On comprend aisément que ce tour de vis fiscal n’a pas été bien accueilli sur les places boursières. Ainsi, malgré la possibilité que ce projet de loi soit recalibré au Congrès, les indices américains ont cédé du terrain sur la semaine (Nasdaq 100 : -0,9%, à 13 930 points ; S&P 500 : -0,2%, à 4 179 points). Une telle évolution des indices est étonnante tant les données conjoncturelles et de publications de résultats d’entreprises ont été de bonne facture.
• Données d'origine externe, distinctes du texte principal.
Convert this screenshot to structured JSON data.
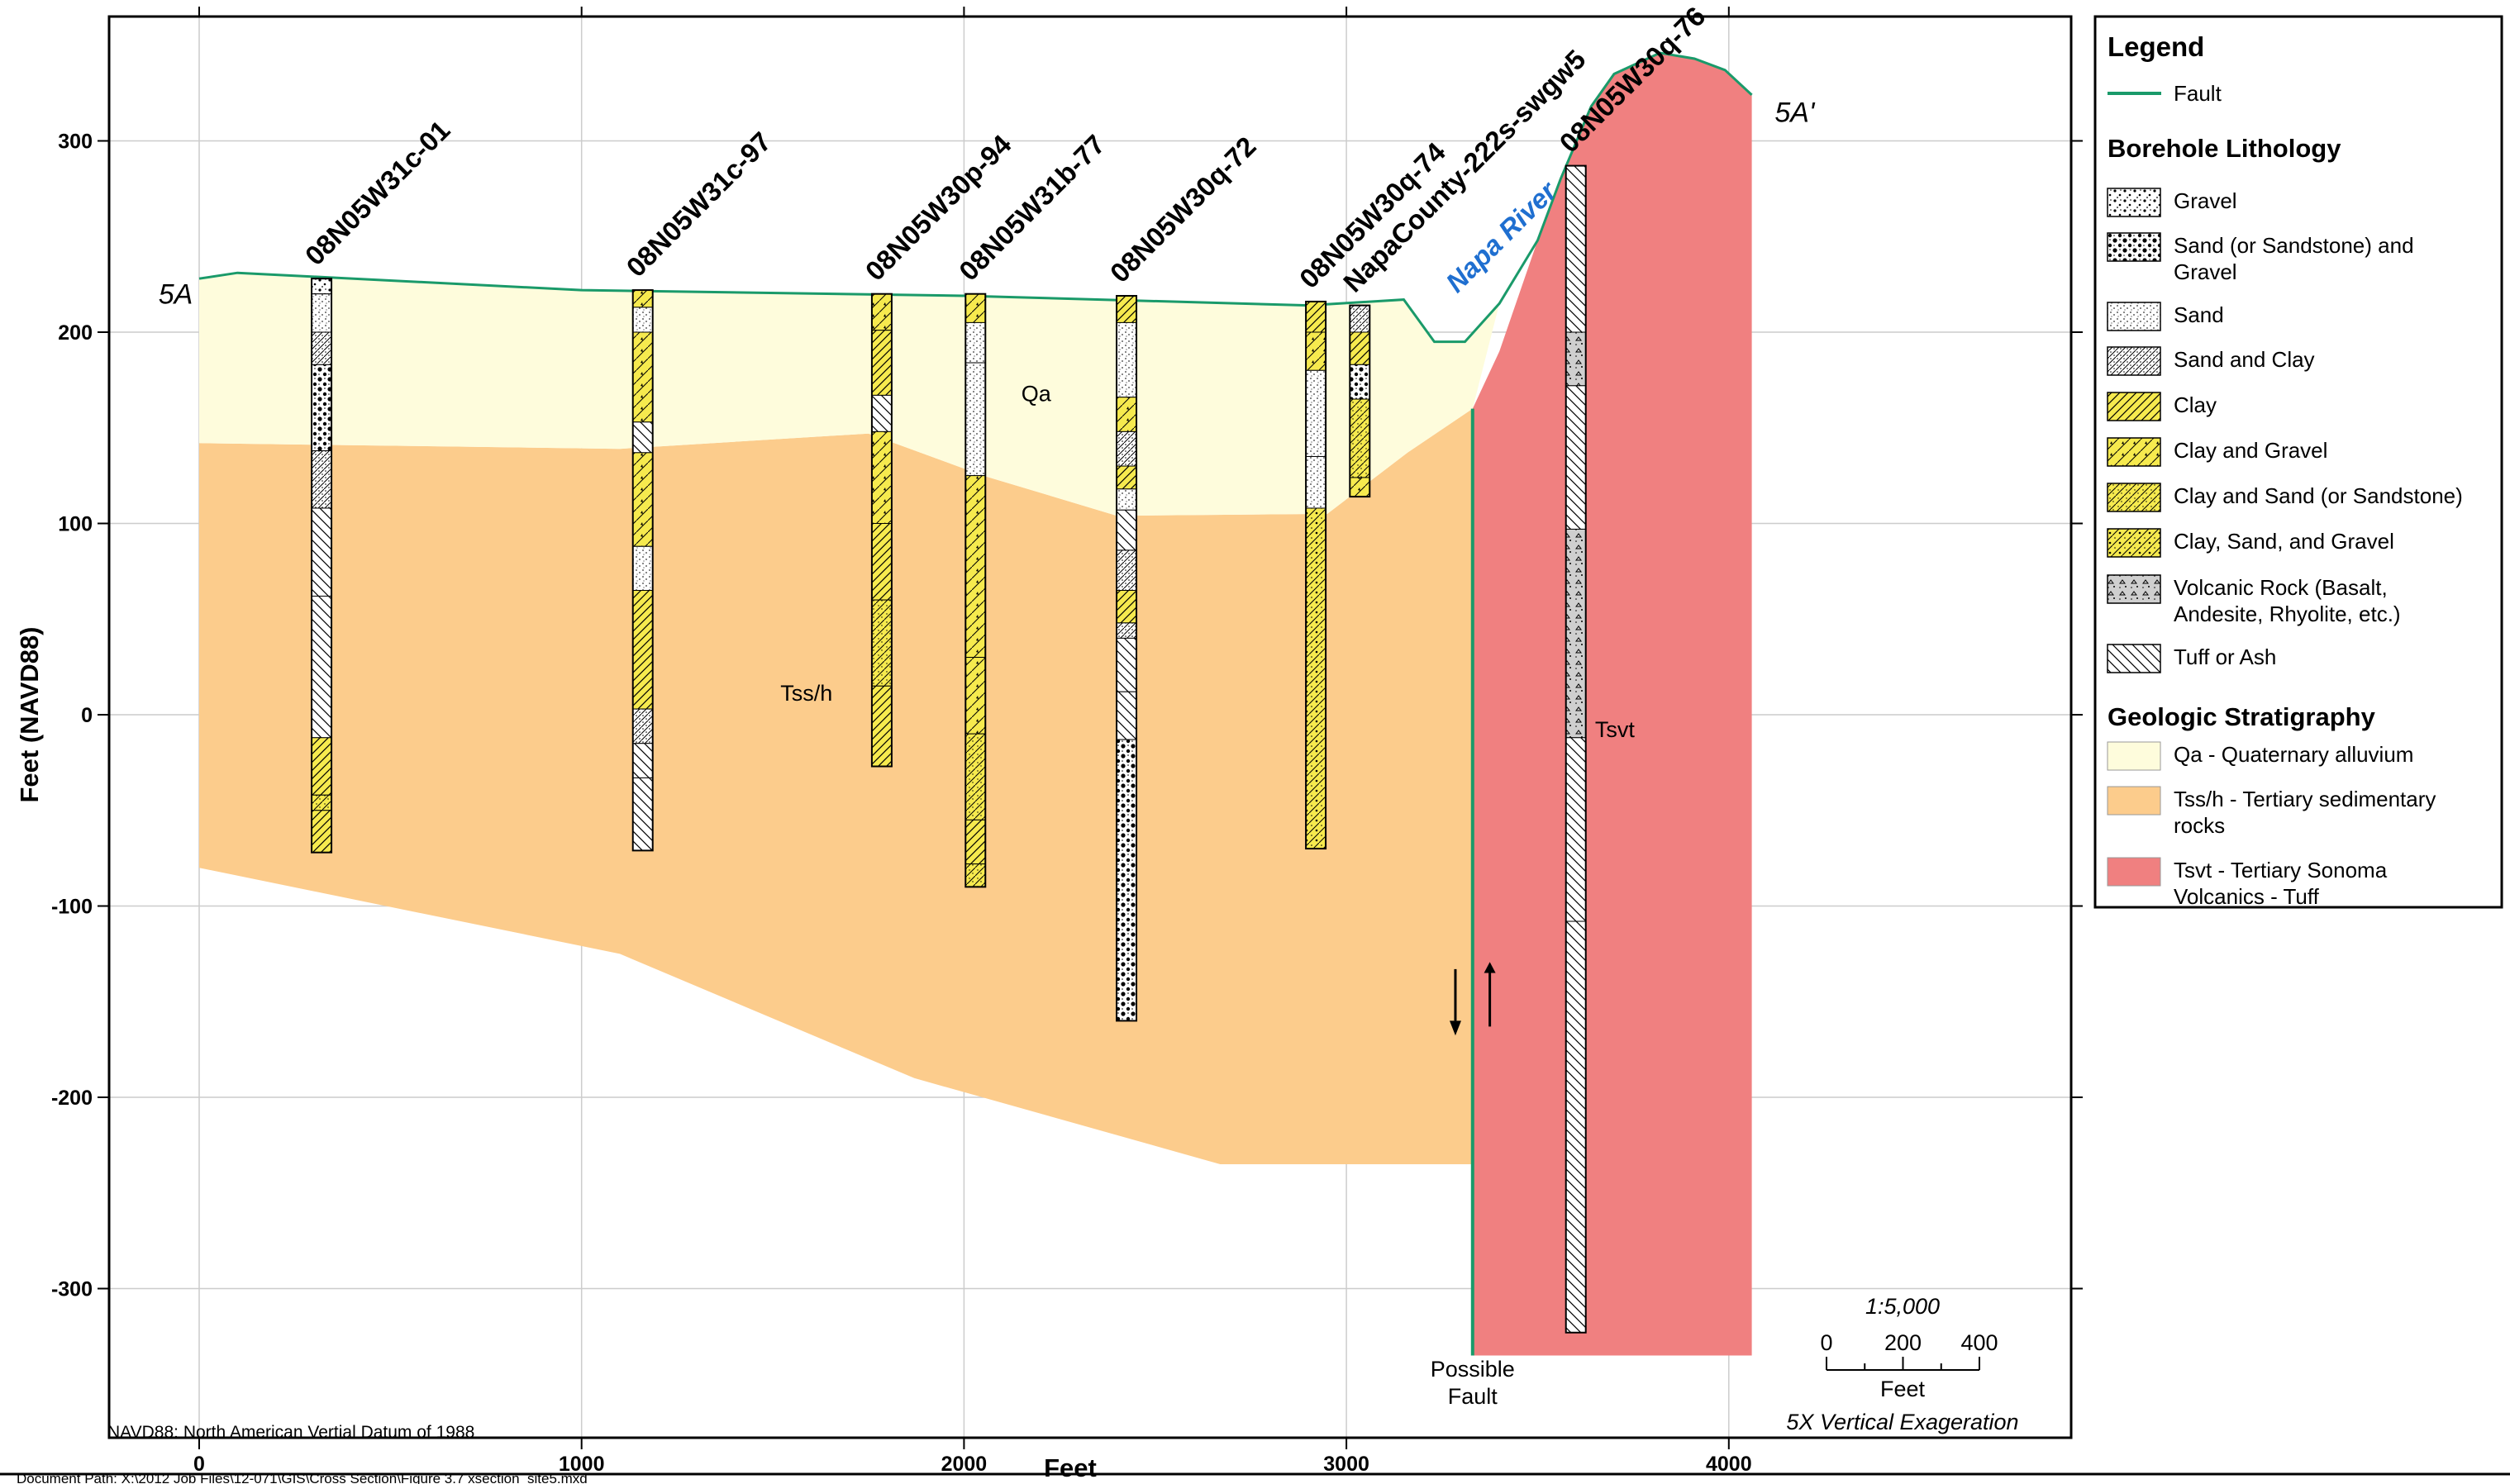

L’indice PMI composite éclair a ainsi établi un nouveau pic historique (+2,5 points, à 62,2 en avril) grâce à la poursuite de l’amélioration du secteur manufacturier (+1,5 point, à 60,6) et surtout des services (+2,7 points, à 63,1 en avril).

Ce bond dans les services s’explique par la levée des restrictions avec la montée en puissance de la campagne de vaccination. Le pays compte désormais plus de 200 millions de personnes ayant reçu au moins une dose de vaccin, soit deux fois l’objectif initial de 100 millions de doses administrées dans les 100 premiers jours du mandat de Joe Biden. On ne peut pas en dire autant partout dans le monde, notamment en Europe et en Asie. En effet, alors que le Japon s’apprête à accueillir les Jeux Olympiques, l’état d’urgence a été décrété à Tokyo, Osaka et Kyoto au moins jusqu’au 11 mai pour tenter de calmer la flambée de Coronavirus. Mais c’est surtout l’Inde, en passe de devenir le nouvel épicentre de la pandémie, qui concentre toutes les inquiétudes avec une flambée des contaminations alors que, faute de doses suffisantes, le pays peine à vacciner sa population.

Sans aide internationale, il est peu probable que le pays s’en sorte tout seul, ce qui risque d’effacer à terme tous les efforts enregistrés dans les pays avancés. Même si les marchés obligataires n’intègrent pas encore le scénario d’une recrudescence des nouvelles contaminations, on constate tout de même que les investisseurs continuent de préférer les placements dans les actifs jugés les plus sûrs. Le rendement du taux à 10 ans américain a une nouvelle fois connu une semaine de recul (-1 point de base –pbs, à 1,5648%), les investisseurs étant de plus en convaincus que la Réserve fédérale (Fed) se montrera patiente, contrairement à la Banque du Canada qui a annoncé une réduction à venir de ses rachats de titres sur les marchés obligataires.

La Banque centrale européenne (BCE) ne devrait quant à elle pas trop se précipiter pour mettre fin à son assouplissement quantitatif, surtout qu’elle a indiqué s’attendre à une contraction du PIB au premier trimestre. Même si elle anticipe un fort rebond de la croissance, la BCE a quand même annoncé une accélération de ses achats d’urgence face à la pandémie (PEPP). Christine Lagarde, présidente de la BCE, a même conditionné l’arrêt de la stimulation monétaire à la fin de la pandémie Cette perspective n’a pas semblé nuire à l’euro qui a encore engrangé des gains contre le dollar. En hausse de 0,9% sur la semaine, la monnaie commune est revenue à un niveau proche du seuil de 1,21 dollar. Cela peut s’expliquer par la décision de la Cour constitutionnelle allemande de rejeter un recours en référé visant à bloquer le processus de ratification du Plan de relance européen.

En effet, sans juger sur le fond, la plus haute juridiction allemande estime que les inconvénients d’un retard sont plus importants que toute autre considération. Si elle venait à donner un autre avis, le processus sera déjà engagé puisque les Etats auront déjà levé sur les marchés les 750 milliards d’euros.